I know you are trying to implement using truth table but it is unnecessary and it will not give you the values in order. See the output for n = 3. Your 1 1 1 appears at 5th (0 based) row. Also include cmath header, your compiler might be including it indirectly but the code does not compile without including it at sololearn.

Truly, it is a truth table for Boolean function, and the right column enters the user. There will be the 0 and 1 for users function. So, why don't fill matrix horizontally? I don't know how XD. Btw thanks for answering.

For horizontal filling start at row = 0 now when you calculate the binary by repeated division you know you get the answer in reverse, so start filling from column n-1. Do you really need to store the results(binary values)? If not then you just need 1D array int main() { cout << "Variables count?" << endl; int n, ** matr; cin >> n; int m = pow(2.0, n); int *b = new int [n]; for(int i=0; i<m; ++i){ int j=i; int id=n-1; while(j > 0){ b[id] = j%2; j /=2; id--; } for(int k=0; k<n; ++k){ cout << b[k] << " | " ; } cout << endl; } delete [] b; return 0; }

Your code is Ok you just miss to include cmath header and thats all Just #include <cmath> On the top of your code and it will work perfectly

Yes, I added a code, so you can see that program works for n≤3, but for bigger n it crashes because of some memory troubles. I can't solve this for 3 days, so I have to ask for help.

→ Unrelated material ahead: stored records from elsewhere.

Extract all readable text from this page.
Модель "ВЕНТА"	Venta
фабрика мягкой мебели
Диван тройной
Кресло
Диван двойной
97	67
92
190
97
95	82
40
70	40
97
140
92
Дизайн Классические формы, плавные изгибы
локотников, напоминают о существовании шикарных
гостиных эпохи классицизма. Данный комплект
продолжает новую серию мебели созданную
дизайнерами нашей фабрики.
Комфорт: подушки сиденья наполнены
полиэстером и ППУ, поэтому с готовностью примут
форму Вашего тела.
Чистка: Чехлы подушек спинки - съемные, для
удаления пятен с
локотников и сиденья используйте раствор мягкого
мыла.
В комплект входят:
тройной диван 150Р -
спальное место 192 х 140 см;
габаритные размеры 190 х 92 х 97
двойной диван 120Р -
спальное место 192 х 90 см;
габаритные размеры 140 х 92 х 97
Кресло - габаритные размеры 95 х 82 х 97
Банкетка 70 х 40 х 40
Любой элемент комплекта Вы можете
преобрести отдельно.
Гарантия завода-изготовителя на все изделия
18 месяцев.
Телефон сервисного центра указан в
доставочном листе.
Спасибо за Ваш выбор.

It's look good, but I need whole matrix, coz I build sknf/sdnf using this matrix. I thought I should tell this all from the start, so sorry for it. But anyway thanks for help, think I can do smth with your advices.

You allocate the memory like you are doing currently (need just n not n+1) Then in while loop do b[i][id] remove the for loop for displaying. Display the matrix at end like you are doing currently. Don't forget to release the memory.

MASTER KILLER Do not post unrelated code in someone's else thread. This is spamming refrain from such activities in future ! What do you people gain by posting random nonsense in random thread ?